S106. Writing the Spiritual Memoir

Gold Salon 1, JW Marriott LA, 1st Floor
Saturday, April 2, 2016
9:00 am to 10:15 am

 

Five published memoirists, who also teach the genre of nonfiction, examine the spiritual memoir. How much do we work with or against religion, building or blowing up bridges between a faith community and the private realm of the spiritual? What craft choices do we make when narrating and describing inner or abstract experience, especially the exposition of insight and the drama of awakening? Are we “spiritualized” by writing these books? Panelists discuss our own and other spiritual memoirs.


Participants

Moderator:

Thomas Larson is the author of The Saddest Music Ever Written and The Memoir and the Memoirist, and a staff writer for the San Diego Reader. He teaches creative nonfiction in the MFA Program at Ashland University, Ashland, Ohio. His latest book is The Sanctuary of Illness: A Memoir of Heart Disease.
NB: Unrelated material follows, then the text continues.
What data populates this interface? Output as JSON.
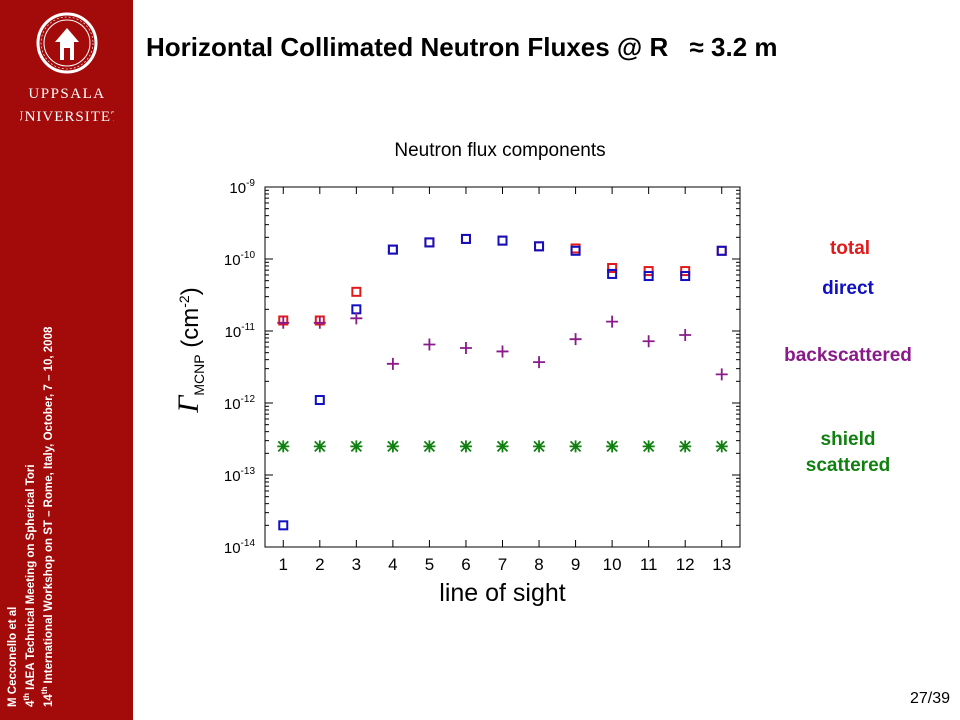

Kathryn Winograd is author of Air Into Breath (Colorado Book Award in Poetry) and Phantom Canyon: Essays of Reclamation, finalist for 2014 Foreword Reviews’ INDIEFAB Book of the Year Awards. She is on the MFA faculty for Regis University.
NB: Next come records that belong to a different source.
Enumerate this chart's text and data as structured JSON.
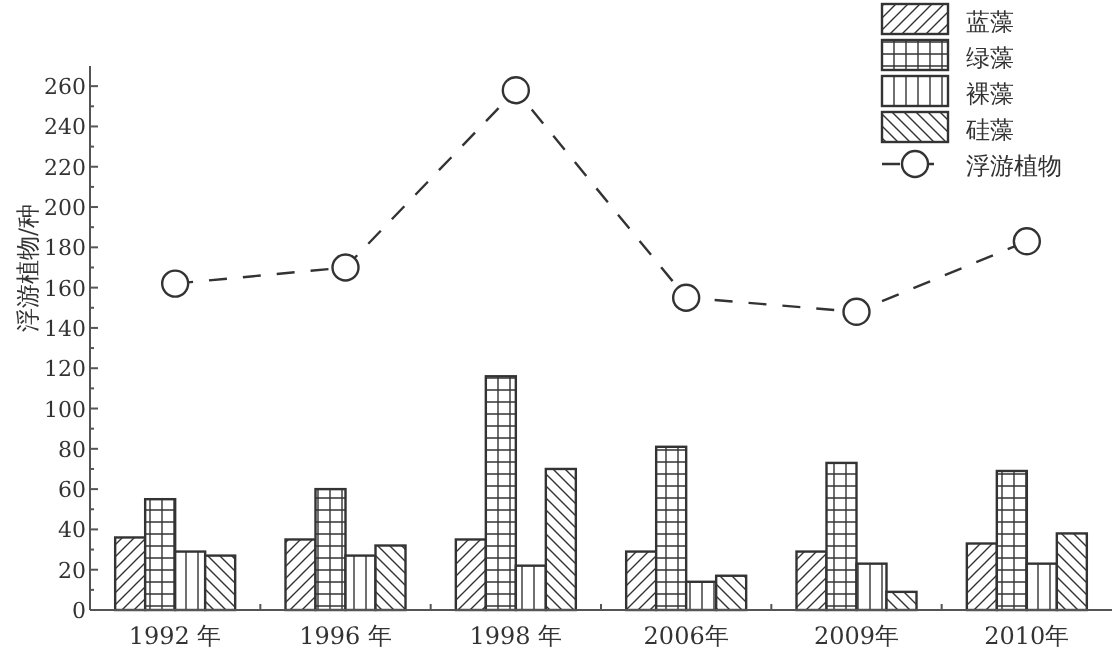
{
  "chart_data": {
    "type": "bar",
    "ylabel": "浮游植物/种",
    "categories": [
      "1992 年",
      "1996 年",
      "1998 年",
      "2006年",
      "2009年",
      "2010年"
    ],
    "series": [
      {
        "name": "蓝藻",
        "color": "#333333",
        "values": [
          36,
          35,
          35,
          29,
          29,
          33
        ]
      },
      {
        "name": "绿藻",
        "color": "#333333",
        "values": [
          55,
          60,
          116,
          81,
          73,
          69
        ]
      },
      {
        "name": "裸藻",
        "color": "#333333",
        "values": [
          29,
          27,
          22,
          14,
          23,
          23
        ]
      },
      {
        "name": "硅藻",
        "color": "#333333",
        "values": [
          27,
          32,
          70,
          17,
          9,
          38
        ]
      },
      {
        "name": "浮游植物",
        "type": "line",
        "color": "#333333",
        "line_style": "dashed",
        "marker": "circle",
        "values": [
          162,
          170,
          258,
          155,
          148,
          183
        ]
      }
    ],
    "ylim": [
      0,
      270
    ],
    "yticks": [
      0,
      20,
      40,
      60,
      80,
      100,
      120,
      140,
      160,
      180,
      200,
      220,
      240,
      260
    ],
    "grid": false,
    "legend": "top right"
  }
}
Janice Gary is the author of Short Leash: A Memoir of Dog Walking and Deliverance, winner of two Nautilus Silver Awards and a finalist for the Eric Hoffer Award. She teaches creative writing and memoir at Anne Arundel College and is a fellow of the Virginia Center for the Creative Arts.
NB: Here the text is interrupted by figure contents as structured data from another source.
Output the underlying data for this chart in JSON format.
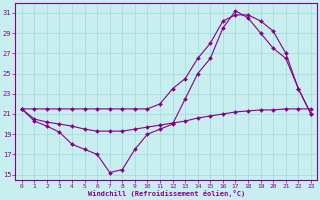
{
  "xlabel": "Windchill (Refroidissement éolien,°C)",
  "bg_color": "#c8eef0",
  "line_color": "#880088",
  "grid_color": "#aadddd",
  "xlim": [
    -0.5,
    23.5
  ],
  "ylim": [
    14.5,
    32
  ],
  "yticks": [
    15,
    17,
    19,
    21,
    23,
    25,
    27,
    29,
    31
  ],
  "xticks": [
    0,
    1,
    2,
    3,
    4,
    5,
    6,
    7,
    8,
    9,
    10,
    11,
    12,
    13,
    14,
    15,
    16,
    17,
    18,
    19,
    20,
    21,
    22,
    23
  ],
  "line1_x": [
    0,
    1,
    2,
    3,
    4,
    5,
    6,
    7,
    8,
    9,
    10,
    11,
    12,
    13,
    14,
    15,
    16,
    17,
    18,
    19,
    20,
    21,
    22,
    23
  ],
  "line1_y": [
    21.5,
    20.5,
    20.2,
    20.0,
    19.8,
    19.5,
    19.3,
    19.3,
    19.3,
    19.5,
    19.7,
    19.9,
    20.1,
    20.3,
    20.6,
    20.8,
    21.0,
    21.2,
    21.3,
    21.4,
    21.4,
    21.5,
    21.5,
    21.5
  ],
  "line2_x": [
    0,
    1,
    2,
    3,
    4,
    5,
    6,
    7,
    8,
    9,
    10,
    11,
    12,
    13,
    14,
    15,
    16,
    17,
    18,
    19,
    20,
    21,
    22,
    23
  ],
  "line2_y": [
    21.5,
    20.3,
    19.8,
    19.2,
    18.0,
    17.5,
    17.0,
    15.2,
    15.5,
    17.5,
    19.0,
    19.5,
    20.0,
    22.5,
    25.0,
    26.5,
    29.5,
    31.2,
    30.5,
    29.0,
    27.5,
    26.5,
    23.5,
    21.0
  ],
  "line3_x": [
    0,
    1,
    2,
    3,
    4,
    5,
    6,
    7,
    8,
    9,
    10,
    11,
    12,
    13,
    14,
    15,
    16,
    17,
    18,
    19,
    20,
    21,
    22,
    23
  ],
  "line3_y": [
    21.5,
    21.5,
    21.5,
    21.5,
    21.5,
    21.5,
    21.5,
    21.5,
    21.5,
    21.5,
    21.5,
    22.0,
    23.5,
    24.5,
    26.5,
    28.0,
    30.2,
    30.8,
    30.8,
    30.2,
    29.2,
    27.0,
    23.5,
    21.0
  ]
}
Beverly Donofrio has three memoirs: Riding in Cars with Boys, Looking for Mary, and Astonished; three children's books, Thank You, Lucky Stars; Mary and the Mouse, the Mouse and Mary; and Where's Mommy? Her essays are on NPR, in the New York Times, Washington Post, LA Times, O, Slate, and Huffington Post.

Shann Ray is the author of American Masculine: Stories; the nonfiction book, Forgiveness and Power in the Age of Atrocity; Balefire: Poems; and the novel, American Copper. His work has been honored with an American Book Award, and an NEA Literature Fellowship. He teaches leadership and forgiveness studies at Gonzaga University.